Arm Custom Instructionの実装
10月8日から10月10日まで、サンノゼコンベンションセンター(SJCC)において「Arm TechCon 2019」が開催された。
先行してお届けした基調講演のレポートの冒頭でお伝えした「Arm Custom Instruction」であるが、取材を通して細かい話がいろいろと判ってきたので、どのようなものであるのかをご紹介したい。
そもそもCustom InstructionのメリットとしてArmが挙げているのは、Cortex-Mベンダー内で差別化を図るのに、Custom Instructionを利用できるという話であった。
会期3日目のPeter Greenhalgh氏(VP of Technology and Fellow, Arm)の基調講演の中で、その実例を示している。例えばモーターのベクトル制御をやるという場合に、細かくCPUからパラメータを与えるよりも、いっそベクトル制御をまとめて行うような専用回路を設けて、これに初期パラメータを一発与えて処理を行う、なんて形の使い方を想定しているという話である(Photo01)。
さてこのCustom命令であるが、いろいろ制約がある。具体的には、
- 拡張命令は最大16個。オペランドは、これまでThumb-2で予約されていたものが割り当てられる。
- オペランドは3つまで。要するに、Op R1 R2、ないし、Op R1 R2 R3、のフォーマットのみが許される。
ここでオペランドには、レジスタ(および恐らく即値)の指定が可能であるが、アドレス指定などは不可。Op R1 R2フォーマットだとR1とR2のパラメータをもとに処理を行い、結果をR1に返す。Op R1 R2 R3ならR2とR3のパラメータをもとに処理を行い、結果をR1に返す。
- 拡張命令は、既存の実行ユニットとはIsolateされた形でインプリメントされる。そのため、例えば通常のCortex-Mのパイプラインに細工を施すような命令を実装することはできない。
- 命令のThroughput/Latencyには制約がない。そのため、例えば実行に100cycleを要するような命令も実装は可能。

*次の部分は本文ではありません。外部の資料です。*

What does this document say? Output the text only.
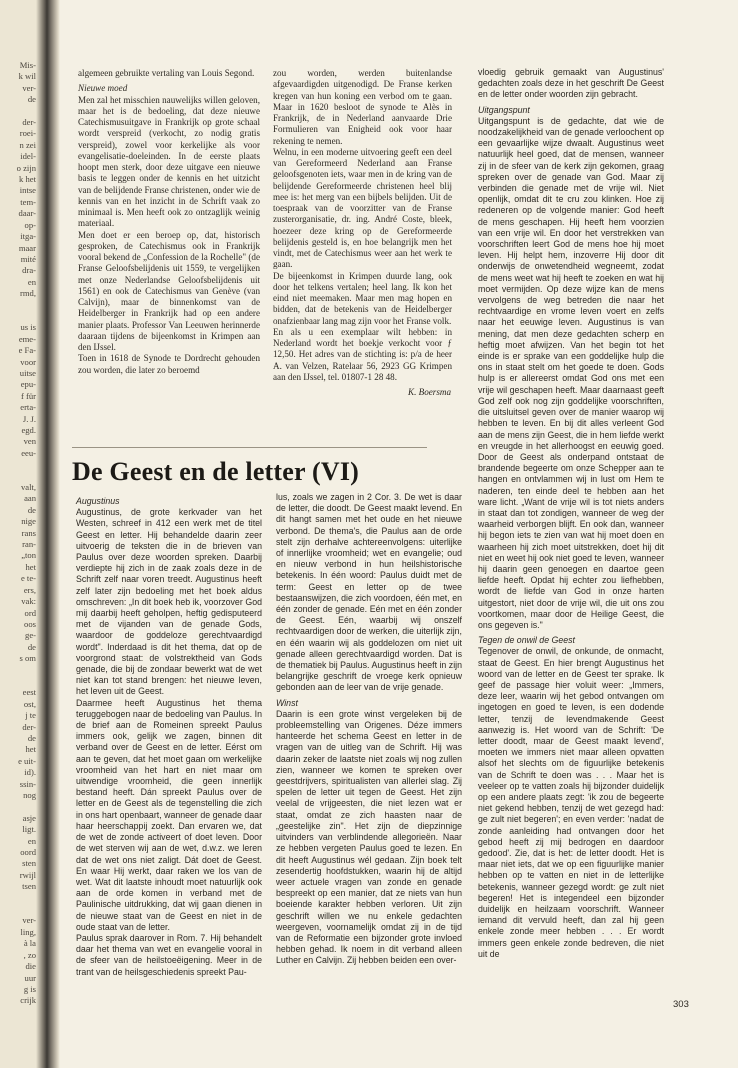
Mis-
k wil
ver-
de

der-
roei-
n zei
idel-
o zijn
k het
intse
tem-
daar-
op-
itga-
maar
mité
dra-
en
rmd,

us is
eme-
e Fa-
voor
uitse
epu-
f für
erta-
J. J.
egd.
ven
eeu-

valt,
aan
de
nige
rans
ran-
„ton
het
e te-
ers,
vak:
ord
oos
ge-
de
s om

eest
ost,
j te
der-
de
het
e uit-
id).
ssin-
nog

asje
ligt.
en
oord
sten
rwijl
tsen

ver-
ling,
à la
, zo
die
uur
g is
crijk

algemeen gebruikte vertaling van Louis Segond.

Nieuwe moed

Men zal het misschien nauwelijks willen geloven, maar het is de bedoeling, dat deze nieuwe Catechismusuitgave in Frankrijk op grote schaal wordt verspreid (verkocht, zo nodig gratis verspreid), zowel voor kerkelijke als voor evangelisatie-doeleinden. In de eerste plaats hoopt men sterk, door deze uitgave een nieuwe basis te leggen onder de kennis en het uitzicht van de belijdende Franse christenen, onder wie de kennis van en het inzicht in de Schrift vaak zo minimaal is. Men heeft ook zo ontzaglijk weinig materiaal.

Men doet er een beroep op, dat, historisch gesproken, de Catechismus ook in Frankrijk vooral bekend de „Confession de la Rochelle" (de Franse Geloofsbelijdenis uit 1559, te vergelijken met onze Nederlandse Geloofsbelijdenis uit 1561) en ook de Catechismus van Genève (van Calvijn), maar de binnenkomst van de Heidelberger in Frankrijk had op een andere manier plaats. Professor Van Leeuwen herinnerde daaraan tijdens de bijeenkomst in Krimpen aan den IJssel.

Toen in 1618 de Synode te Dordrecht gehouden zou worden, die later zo beroemd

zou worden, werden buitenlandse afgevaardigden uitgenodigd. De Franse kerken kregen van hun koning een verbod om te gaan. Maar in 1620 besloot de synode te Alès in Frankrijk, de in Nederland aanvaarde Drie Formulieren van Enigheid ook voor haar rekening te nemen.

Welnu, in een moderne uitvoering geeft een deel van Gereformeerd Nederland aan Franse geloofsgenoten iets, waar men in de kring van de belijdende Gereformeerde christenen heel blij mee is: het merg van een bijbels belijden. Uit de toespraak van de voorzitter van de Franse zusterorganisatie, dr. ing. André Coste, bleek, hoezeer deze kring op de Gereformeerde belijdenis gesteld is, en hoe belangrijk men het vindt, met de Catechismus weer aan het werk te gaan.

De bijeenkomst in Krimpen duurde lang, ook door het telkens vertalen; heel lang. Ik kon het eind niet meemaken. Maar men mag hopen en bidden, dat de betekenis van de Heidelberger onafzienbaar lang mag zijn voor het Franse volk.

En als u een exemplaar wilt hebben: in Nederland wordt het boekje verkocht voor ƒ 12,50. Het adres van de stichting is: p/a de heer A. van Velzen, Ratelaar 56, 2923 GG Krimpen aan den IJssel, tel. 01807-1 28 48.

K. Boersma
De Geest en de letter (VI)

Augustinus

Augustinus, de grote kerkvader van het Westen, schreef in 412 een werk met de titel Geest en letter. Hij behandelde daarin zeer uitvoerig de teksten die in de brieven van Paulus over deze woorden spreken. Daarbij verdiepte hij zich in de zaak zoals deze in de Schrift zelf naar voren treedt. Augustinus heeft zelf later zijn bedoeling met het boek aldus omschreven: „In dit boek heb ik, voorzover God mij daarbij heeft geholpen, heftig gedisputeerd met de vijanden van de genade Gods, waardoor de goddeloze gerechtvaardigd wordt". Inderdaad is dit het thema, dat op de voorgrond staat: de volstrektheid van Gods genade, die bij de zondaar bewerkt wat de wet niet kan tot stand brengen: het nieuwe leven, het leven uit de Geest.

Daarmee heeft Augustinus het thema teruggebogen naar de bedoeling van Paulus. In de brief aan de Romeinen spreekt Paulus immers ook, gelijk we zagen, binnen dit verband over de Geest en de letter. Eérst om aan te geven, dat het moet gaan om werkelijke vroomheid van het hart en niet maar om uitwendige vroomheid, die geen innerlijk bestand heeft. Dán spreekt Paulus over de letter en de Geest als de tegenstelling die zich in ons hart openbaart, wanneer de genade daar haar heerschappij zoekt. Dan ervaren we, dat de wet de zonde activeert of doet leven. Door de wet sterven wij aan de wet, d.w.z. we leren dat de wet ons niet zaligt. Dát doet de Geest. En waar Hij werkt, daar raken we los van de wet. Wat dit laatste inhoudt moet natuurlijk ook aan de orde komen in verband met de Paulinische uitdrukking, dat wij gaan dienen in de nieuwe staat van de Geest en niet in de oude staat van de letter.

Paulus sprak daarover in Rom. 7. Hij behandelt daar het thema van wet en evangelie vooral in de sfeer van de heilstoeëigening. Meer in de trant van de heilsgeschiedenis spreekt Pau-

lus, zoals we zagen in 2 Cor. 3. De wet is daar de letter, die doodt. De Geest maakt levend. En dit hangt samen met het oude en het nieuwe verbond. De thema's, die Paulus aan de orde stelt zijn derhalve achtereenvolgens: uiterlijke of innerlijke vroomheid; wet en evangelie; oud en nieuw verbond in hun heilshistorische betekenis. In één woord: Paulus duidt met de term: Geest en letter op de twee bestaanswijzen, die zich voordoen, één met, en één zonder de genade. Eén met en één zonder de Geest. Eén, waarbij wij onszelf rechtvaardigen door de werken, die uiterlijk zijn, en één waarin wij als goddelozen om niet uit genade alleen gerechtvaardigd worden. Dat is de thematiek bij Paulus. Augustinus heeft in zijn belangrijke geschrift de vroege kerk opnieuw gebonden aan de leer van de vrije genade.

Winst

Daarin is een grote winst vergeleken bij de probleemstelling van Origenes. Déze immers hanteerde het schema Geest en letter in de vragen van de uitleg van de Schrift. Hij was daarin zeker de laatste niet zoals wij nog zullen zien, wanneer we komen te spreken over geestdrijvers, spiritualisten van allerlei slag. Zij spelen de letter uit tegen de Geest. Het zijn veelal de vrijgeesten, die niet lezen wat er staat, omdat ze zich haasten naar de „geestelijke zin". Het zijn de diepzinnige uitvinders van verblindende allegorieën. Naar ze hebben vergeten Paulus goed te lezen. En dit heeft Augustinus wél gedaan. Zijn boek telt zesendertig hoofdstukken, waarin hij de altijd weer actuele vragen van zonde en genade bespreekt op een manier, dat ze niets van hun boeiende karakter hebben verloren. Uit zijn geschrift willen we nu enkele gedachten weergeven, voornamelijk omdat zij in de tijd van de Reformatie een bijzonder grote invloed hebben gehad. Ik noem in dit verband alleen Luther en Calvijn. Zij hebben beiden een over-

vloedig gebruik gemaakt van Augustinus' gedachten zoals deze in het geschrift De Geest en de letter onder woorden zijn gebracht.

Uitgangspunt

Uitgangspunt is de gedachte, dat wie de noodzakelijkheid van de genade verloochent op een gevaarlijke wijze dwaalt. Augustinus weet natuurlijk heel goed, dat de mensen, wanneer zij in de sfeer van de kerk zijn gekomen, graag spreken over de genade van God. Maar zij verbinden die genade met de vrije wil. Niet openlijk, omdat dit te cru zou klinken. Hoe zij redeneren op de volgende manier: God heeft de mens geschapen. Hij heeft hem voorzien van een vrije wil. En door het verstrekken van voorschriften leert God de mens hoe hij moet leven. Hij helpt hem, inzoverre Hij door dit onderwijs de onwetendheid wegneemt, zodat de mens weet wat hij heeft te zoeken en wat hij moet vermijden. Op deze wijze kan de mens vervolgens de weg betreden die naar het rechtvaardige en vrome leven voert en zelfs naar het eeuwige leven. Augustinus is van mening, dat men deze gedachten scherp en heftig moet afwijzen. Van het begin tot het einde is er sprake van een goddelijke hulp die ons in staat stelt om het goede te doen. Gods hulp is er allereerst omdat God ons met een vrije wil geschapen heeft. Maar daarnaast geeft God zelf ook nog zijn goddelijke voorschriften, die uitsluitsel geven over de manier waarop wij hebben te leven. En bij dit alles verleent God aan de mens zijn Geest, die in hem liefde werkt en vreugde in het allerhoogst en eeuwig goed. Door de Geest als onderpand ontstaat de brandende begeerte om onze Schepper aan te hangen en ontvlammen wij in lust om Hem te naderen, ten einde deel te hebben aan het ware licht. „Want de vrije wil is tot niets anders in staat dan tot zondigen, wanneer de weg der waarheid verborgen blijft. En ook dan, wanneer hij begon iets te zien van wat hij moet doen en waarheen hij zich moet uitstrekken, doet hij dit niet en weet hij ook niet goed te leven, wanneer hij daarin geen genoegen en daartoe geen liefde heeft. Opdat hij echter zou liefhebben, wordt de liefde van God in onze harten uitgestort, niet door de vrije wil, die uit ons zou voortkomen, maar door de Heilige Geest, die ons gegeven is."

Tegen de onwil de Geest

Tegenover de onwil, de onkunde, de onmacht, staat de Geest. En hier brengt Augustinus het woord van de letter en de Geest ter sprake. Ik geef de passage hier voluit weer: „Immers, deze leer, waarin wij het gebod ontvangen om ingetogen en goed te leven, is een dodende letter, tenzij de levendmakende Geest aanwezig is. Het woord van de Schrift: 'De letter doodt, maar de Geest maakt levend', moeten we immers niet maar alleen opvatten alsof het slechts om de figuurlijke betekenis van de Schrift te doen was . . . Maar het is veeleer op te vatten zoals hij bijzonder duidelijk op een andere plaats zegt: 'ik zou de begeerte niet gekend hebben, tenzij de wet gezegd had: ge zult niet begeren'; en even verder: 'nadat de zonde aanleiding had ontvangen door het gebod heeft zij mij bedrogen en daardoor gedood'. Zie, dat is het: de letter doodt. Het is maar niet iets, dat we op een figuurlijke manier hebben op te vatten en niet in de letterlijke betekenis, wanneer gezegd wordt: ge zult niet begeren! Het is integendeel een bijzonder duidelijk en heilzaam voorschrift. Wanneer iemand dit vervuld heeft, dan zal hij geen enkele zonde meer hebben . . . Er wordt immers geen enkele zonde bedreven, die niet uit de

303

ただし当然これは全体のパフォーマンスに大きな影響を与える(例えば100cycleの命令の処理実行中にInterruptが入っても、命令を途中で中断する事はできない(注1)ので、当然ISRへのDispatchがその分遅れることになる)。
要するに、命令Fetch→DispatchまでとWritebackに関しては既存の命令パイプラインをそのまま利用し、実行部だけ顧客(つまりCustom Instruction拡張機能付きのCortex-M33のIPを入手したMCUベンダー)が勝手に実装できる、という形に縛りを入れている訳だ。
ところで冒頭に「顧客の差別化のため」と説明したこのCustom Instructionであるが、本音はやっぱり「速やかにできるようにしないとRISC-Vにやられてしまう」(Senior Director, IoT/Embedded BusinessのThomas Ensergueix氏)という話であった。実情としてもそんなところだろう。
ちなみにこのCustom Instructionは現在はCortex-M33のみだが、2020年前半中にはCortex-M23でも対応する予定との事。ただし旧来のCortex-M0/M0+/3/4/7では対応予定は無いという話であった。またCortex-A/Rに関して言えば、Custom Instructionを提供する可能性はあるが、具体的に説明できるような話は無い、という含みを持たせたものだった。
ちょっと気になるのは、「よくCustom InstructionのためにOpCodeを空けたな」という点だろう。通常アーキテクチャを自前で実装しているベンダーは、未使用のOpCodeをあまり開放することを好まない。というのは、その分自身で将来拡張できる余地が減るからだ。ましてやCortex-Mの場合はThumb-2での実装のため、OpCodeにそれほど大量の空きがあるわけではない。にも拘わらず開放したというのは、要するにThumb-2にこれ以上拡張を行う計画がないからではないか? というのが筆者の邪推である。
というのは、Arm v8.1-Mにて、かなり命令拡張が進んでおり、これ以上増やすとするとそろそろ次のフォーマット(Thumb-3?)が必要になりそうな感じだからだ。逆に言えば、Thumb-3が予定されているからこそ、Thumb-2の未公開OpCodeを公開する決断が出来た、というのは邪推にすぎるだろうか?
注1:わざわざこう書いたのは、世の中には命令処理中に割り込みの処理ができるというけったいなCPUが存在するからである。